The CO_{2}-to-methanol production unit was integrated into the RWE Niederaussem thermal power plant and began production in early May 2019. The system successfully demonstrated the technology’s ability to operate with intermittent and fluctuating renewable energy supply as well as heterogeneous CO_{2} sources. The plant delivered 1 ton of methanol per day to a wastewater treatment facility upon the project’s completion.

=== CirclEnergy ===
The CirclEnergy project, funded by the EU Horizon 2020 program, aimed to address the challenges of integrating renewable power into the European power network, such as the oversupply of energy caused by the intermittent nature of solar and wind power.The project looked at using CRI’s ETL technology can convert surplus power from intermittent renewable energy sources into renewable methanol. The project demonstrated renewable methanol use as an effective storage and carrier of renewable energy.

=== FReSMe ===
CRI was awarded an 11 million EUR grant to implement CRI’s ETL technology in the Swerea MEFOS facility in Luleå, Sweden. The project ran from 2019-2020 and adapted the system module used in the previous MefCO_{2} project to convert residual blast furnace gases from steel manufacturing into methanol.

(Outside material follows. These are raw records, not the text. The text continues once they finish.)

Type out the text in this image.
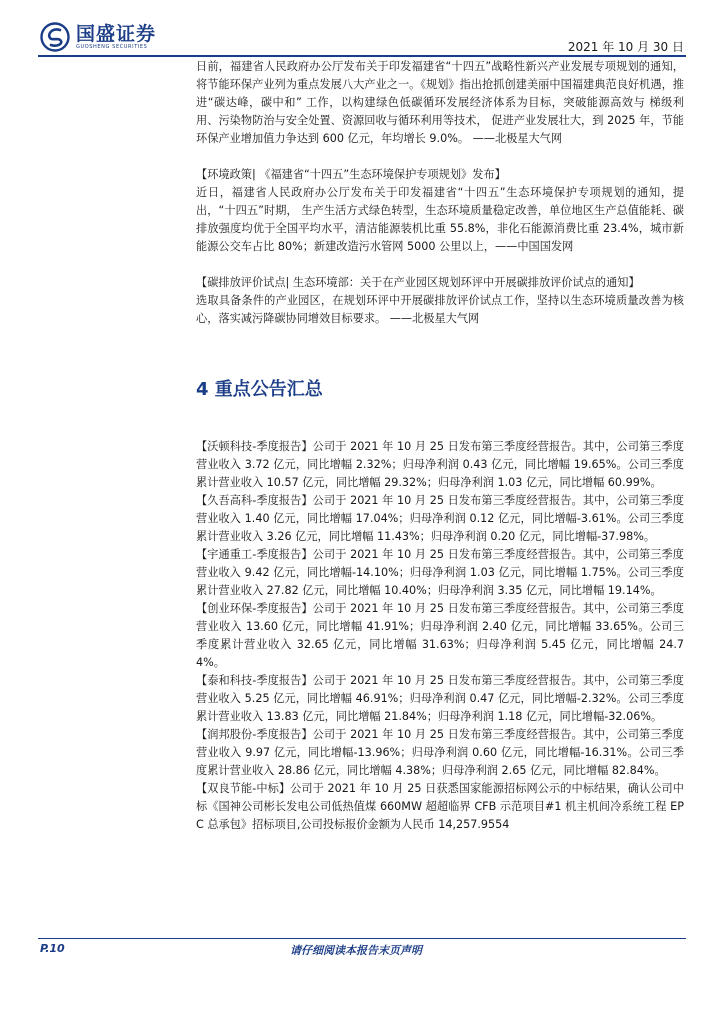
国盛证券
GUOSHENG SECURITIES	2021 年 10 月 30 日
日前，福建省人民政府办公厅发布关于印发福建省“十四五”战略性新兴产业发展专项规划的通知，将节能环保产业列为重点发展八大产业之一。《规划》指出抢抓创建美丽中国福建典范良好机遇，推进“碳达峰，碳中和” 工作，以构建绿色低碳循环发展经济体系为目标，突破能源高效与 梯级利用、污染物防治与安全处置、资源回收与循环利用等技术， 促进产业发展壮大，到 2025 年，节能环保产业增加值力争达到 600 亿元，年均增长 9.0%。 ——北极星大气网
【环境政策| 《福建省“十四五”生态环境保护专项规划》发布】
近日，福建省人民政府办公厅发布关于印发福建省“十四五”生态环境保护专项规划的通知，提出，“十四五”时期， 生产生活方式绿色转型，生态环境质量稳定改善，单位地区生产总值能耗、碳排放强度均优于全国平均水平，清洁能源装机比重 55.8%，非化石能源消费比重 23.4%，城市新能源公交车占比 80%；新建改造污水管网 5000 公里以上，——中国国发网
【碳排放评价试点| 生态环境部：关于在产业园区规划环评中开展碳排放评价试点的通知】
选取具备条件的产业园区，在规划环评中开展碳排放评价试点工作，坚持以生态环境质量改善为核心，落实减污降碳协同增效目标要求。 ——北极星大气网
4 重点公告汇总
【沃顿科技-季度报告】公司于 2021 年 10 月 25 日发布第三季度经营报告。其中，公司第三季度营业收入 3.72 亿元，同比增幅 2.32%；归母净利润 0.43 亿元，同比增幅 19.65%。公司三季度累计营业收入 10.57 亿元，同比增幅 29.32%；归母净利润 1.03 亿元，同比增幅 60.99%。
【久吾高科-季度报告】公司于 2021 年 10 月 25 日发布第三季度经营报告。其中，公司第三季度营业收入 1.40 亿元，同比增幅 17.04%；归母净利润 0.12 亿元，同比增幅-3.61%。公司三季度累计营业收入 3.26 亿元，同比增幅 11.43%；归母净利润 0.20 亿元，同比增幅-37.98%。
【宇通重工-季度报告】公司于 2021 年 10 月 25 日发布第三季度经营报告。其中，公司第三季度营业收入 9.42 亿元，同比增幅-14.10%；归母净利润 1.03 亿元，同比增幅 1.75%。公司三季度累计营业收入 27.82 亿元，同比增幅 10.40%；归母净利润 3.35 亿元，同比增幅 19.14%。
【创业环保-季度报告】公司于 2021 年 10 月 25 日发布第三季度经营报告。其中，公司第三季度营业收入 13.60 亿元，同比增幅 41.91%；归母净利润 2.40 亿元，同比增幅 33.65%。公司三季度累计营业收入 32.65 亿元，同比增幅 31.63%；归母净利润 5.45 亿元，同比增幅 24.74%。
【泰和科技-季度报告】公司于 2021 年 10 月 25 日发布第三季度经营报告。其中，公司第三季度营业收入 5.25 亿元，同比增幅 46.91%；归母净利润 0.47 亿元，同比增幅-2.32%。公司三季度累计营业收入 13.83 亿元，同比增幅 21.84%；归母净利润 1.18 亿元，同比增幅-32.06%。
【润邦股份-季度报告】公司于 2021 年 10 月 25 日发布第三季度经营报告。其中，公司第三季度营业收入 9.97 亿元，同比增幅-13.96%；归母净利润 0.60 亿元，同比增幅-16.31%。公司三季度累计营业收入 28.86 亿元，同比增幅 4.38%；归母净利润 2.65 亿元，同比增幅 82.84%。
【双良节能-中标】公司于 2021 年 10 月 25 日获悉国家能源招标网公示的中标结果，确认公司中标《国神公司彬长发电公司低热值煤 660MW 超超临界 CFB 示范项目#1 机主机间冷系统工程 EPC 总承包》招标项目,公司投标报价金额为人民币 14,257.9554
P.10	请仔细阅读本报告末页声明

This project demonstrated the versatility of CRI’s ETL technology by utilizing CO_{2} and hydrogen recovered from diverse waste streams. The low-carbon methanol, produced periodically in 2020, was utilized by Stena, a Swedish ferry operator and consortium partner that operated the world's first methanol-fueled passenger ferry, the Stena Germanica.

=== Gamer ===
The GAMER project received funding of 3 million EUR with the aim of advancing high-temperature electrolysis technology. CRI was part of the consortium that worked on developing a new type of high-efficiency electrolyser with a novel solid electrolyte.

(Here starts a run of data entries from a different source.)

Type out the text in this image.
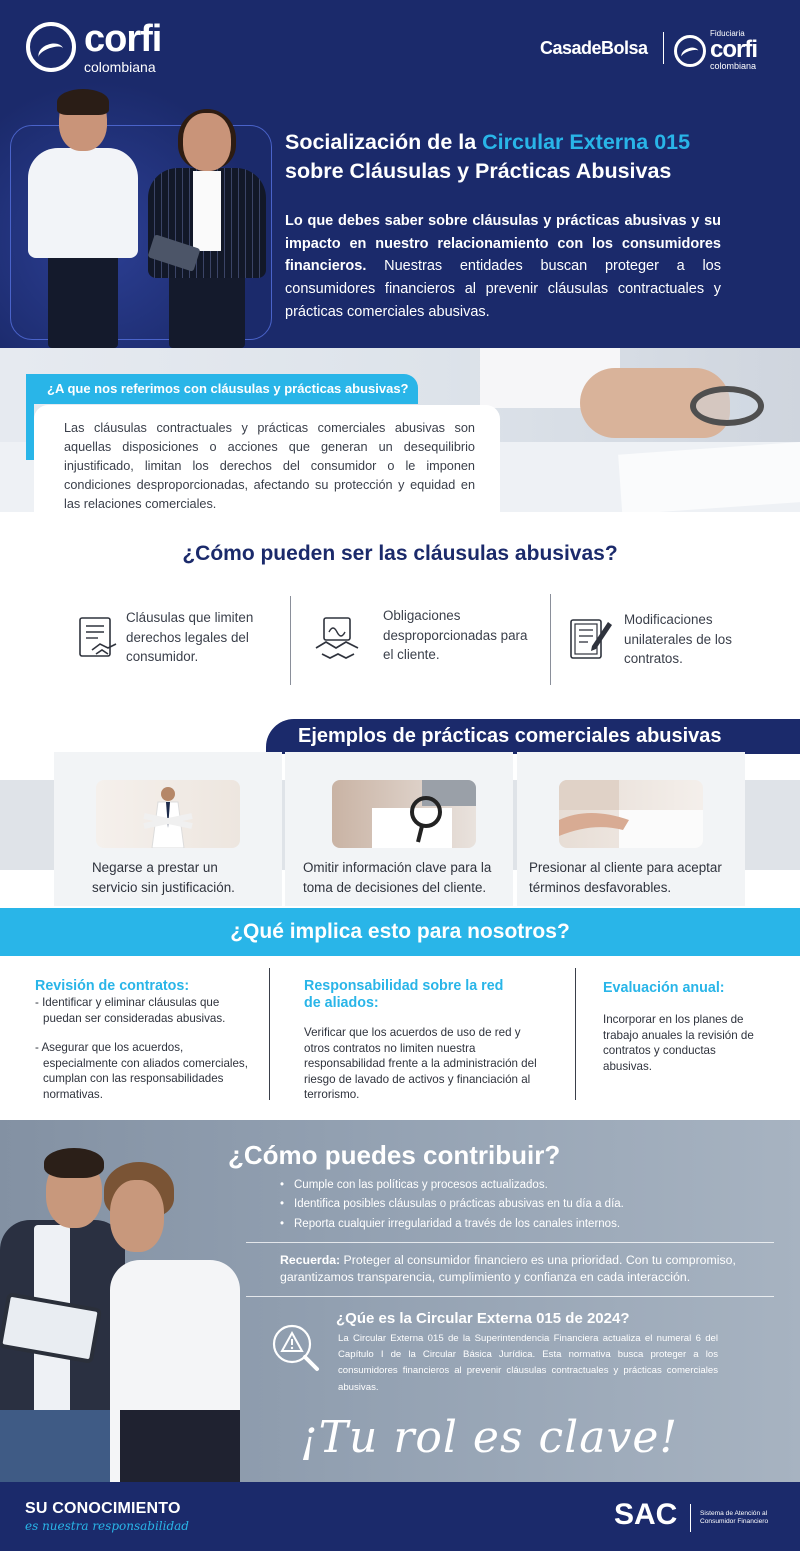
corfi
colombiana
CasadeBolsa
Fiduciaria
corfi
colombiana
Socialización de la Circular Externa 015
sobre Cláusulas y Prácticas Abusivas

Lo que debes saber sobre cláusulas y prácticas abusivas y su impacto en nuestro relacionamiento con los consumidores financieros. Nuestras entidades buscan proteger a los consumidores financieros al prevenir cláusulas contractuales y prácticas comerciales abusivas.

¿A que nos referimos con cláusulas y prácticas abusivas?

Las cláusulas contractuales y prácticas comerciales abusivas son aquellas disposiciones o acciones que generan un desequilibrio injustificado, limitan los derechos del consumidor o le imponen condiciones desproporcionadas, afectando su protección y equidad en las relaciones comerciales.

¿Cómo pueden ser las cláusulas abusivas?
Cláusulas que limiten derechos legales del consumidor.
Obligaciones desproporcionadas para el cliente.
Modificaciones unilaterales de los contratos.
Ejemplos de prácticas comerciales abusivas
Negarse a prestar un servicio sin justificación.
Omitir información clave para la toma de decisiones del cliente.
Presionar al cliente para aceptar términos desfavorables.
¿Qué implica esto para nosotros?
Revisión de contratos:
- Identificar y eliminar cláusulas que puedan ser consideradas abusivas.
- Asegurar que los acuerdos, especialmente con aliados comerciales, cumplan con las responsabilidades normativas.
Responsabilidad sobre la red de aliados:

Verificar que los acuerdos de uso de red y otros contratos no limiten nuestra responsabilidad frente a la administración del riesgo de lavado de activos y financiación al terrorismo.

Evaluación anual:

Incorporar en los planes de trabajo anuales la revisión de contratos y conductas abusivas.

¿Cómo puedes contribuir?
• Cumple con las políticas y procesos actualizados.
• Identifica posibles cláusulas o prácticas abusivas en tu día a día.
• Reporta cualquier irregularidad a través de los canales internos.

Recuerda: Proteger al consumidor financiero es una prioridad. Con tu compromiso, garantizamos transparencia, cumplimiento y confianza en cada interacción.

¿Qúe es la Circular Externa 015 de 2024?

La Circular Externa 015 de la Superintendencia Financiera actualiza el numeral 6 del Capítulo I de la Circular Básica Jurídica. Esta normativa busca proteger a los consumidores financieros al prevenir cláusulas contractuales y prácticas comerciales abusivas.

¡Tu rol es clave!
SU CONOCIMIENTO
es nuestra responsabilidad	SAC	Sistema de Atención al Consumidor Financiero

The project aimed to overcome challenges with electrolysis technologies, including instability and thermal stress. The Proton Ceramic Electrolyser was designed to be thermally coupled with waste heat sources in industrial plants, enabling the system to achieve significantly higher combined electrical and heat efficiency. The project was successfully completed in 2022.

==Legislation==
The European Union's renewable energy directive recognizes renewable methanol as a renewable transport fuel from non-biological sources, which means that it can be used as an advanced renewable transport fuel under the EU's renewable fuel blending mandates.

==Impact==
Carbon dioxide is a major cause of global warming. By removing carbon dioxide from industrial emissions and increasing the availability of energy derived from electricity or low-carbon intensity hydrogen, CRI's process helps to mitigate climate change. Renewable methanol burns cleanly as a fuel and substituting renewable methanol for gasoline and diesel fuels reduces urban emissions of particulate matter, sulphur oxides (SOx) and nitrous oxides (NOx).

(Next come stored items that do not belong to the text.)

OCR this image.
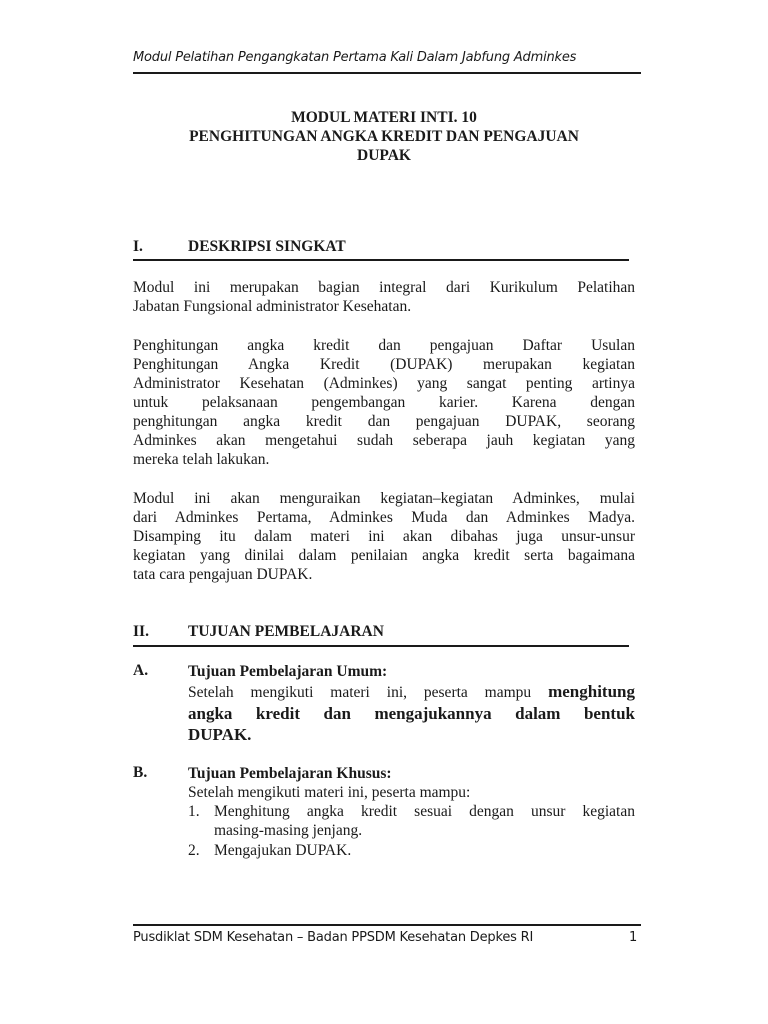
Modul Pelatihan Pengangkatan Pertama Kali Dalam Jabfung Adminkes
MODUL MATERI INTI. 10
PENGHITUNGAN ANGKA KREDIT DAN PENGAJUAN
DUPAK
I.	DESKRIPSI SINGKAT
Modul ini merupakan bagian integral dari Kurikulum Pelatihan
Jabatan Fungsional administrator Kesehatan.
Penghitungan angka kredit dan pengajuan Daftar Usulan
Penghitungan Angka Kredit (DUPAK) merupakan kegiatan
Administrator Kesehatan (Adminkes) yang sangat penting artinya
untuk pelaksanaan pengembangan karier. Karena dengan
penghitungan angka kredit dan pengajuan DUPAK, seorang
Adminkes akan mengetahui sudah seberapa jauh kegiatan yang
mereka telah lakukan.
Modul ini akan menguraikan kegiatan–kegiatan Adminkes, mulai
dari Adminkes Pertama, Adminkes Muda dan Adminkes Madya.
Disamping itu dalam materi ini akan dibahas juga unsur-unsur
kegiatan yang dinilai dalam penilaian angka kredit serta bagaimana
tata cara pengajuan DUPAK.
II.	TUJUAN PEMBELAJARAN
A.	Tujuan Pembelajaran Umum:
Setelah mengikuti materi ini, peserta mampu menghitung
angka kredit dan mengajukannya dalam bentuk
DUPAK.
B.	Tujuan Pembelajaran Khusus:
Setelah mengikuti materi ini, peserta mampu:
1. Menghitung angka kredit sesuai dengan unsur kegiatan
masing-masing jenjang.
2. Mengajukan DUPAK.
Pusdiklat SDM Kesehatan – Badan PPSDM Kesehatan Depkes RI	1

CRI's process can also be used to store energy in the form of methanol, especially in cases where the energy source is intermittent. For example, wind and solar power are intermittently available. By storing energy from these sources in liquid chemical form, the generation of electricity and utilization of electricity does not have to be linked in time and space. Methanol is also a good energy carrier. As a liquid fuel, it is easier and cheaper to store and transport than gaseous fuels such as hydrogen or methane.

==Future projects==
CRI plans to implement standardized CSPs (commercial scale plants), each with a capacity of at least 50,000 tons of methanol production per year.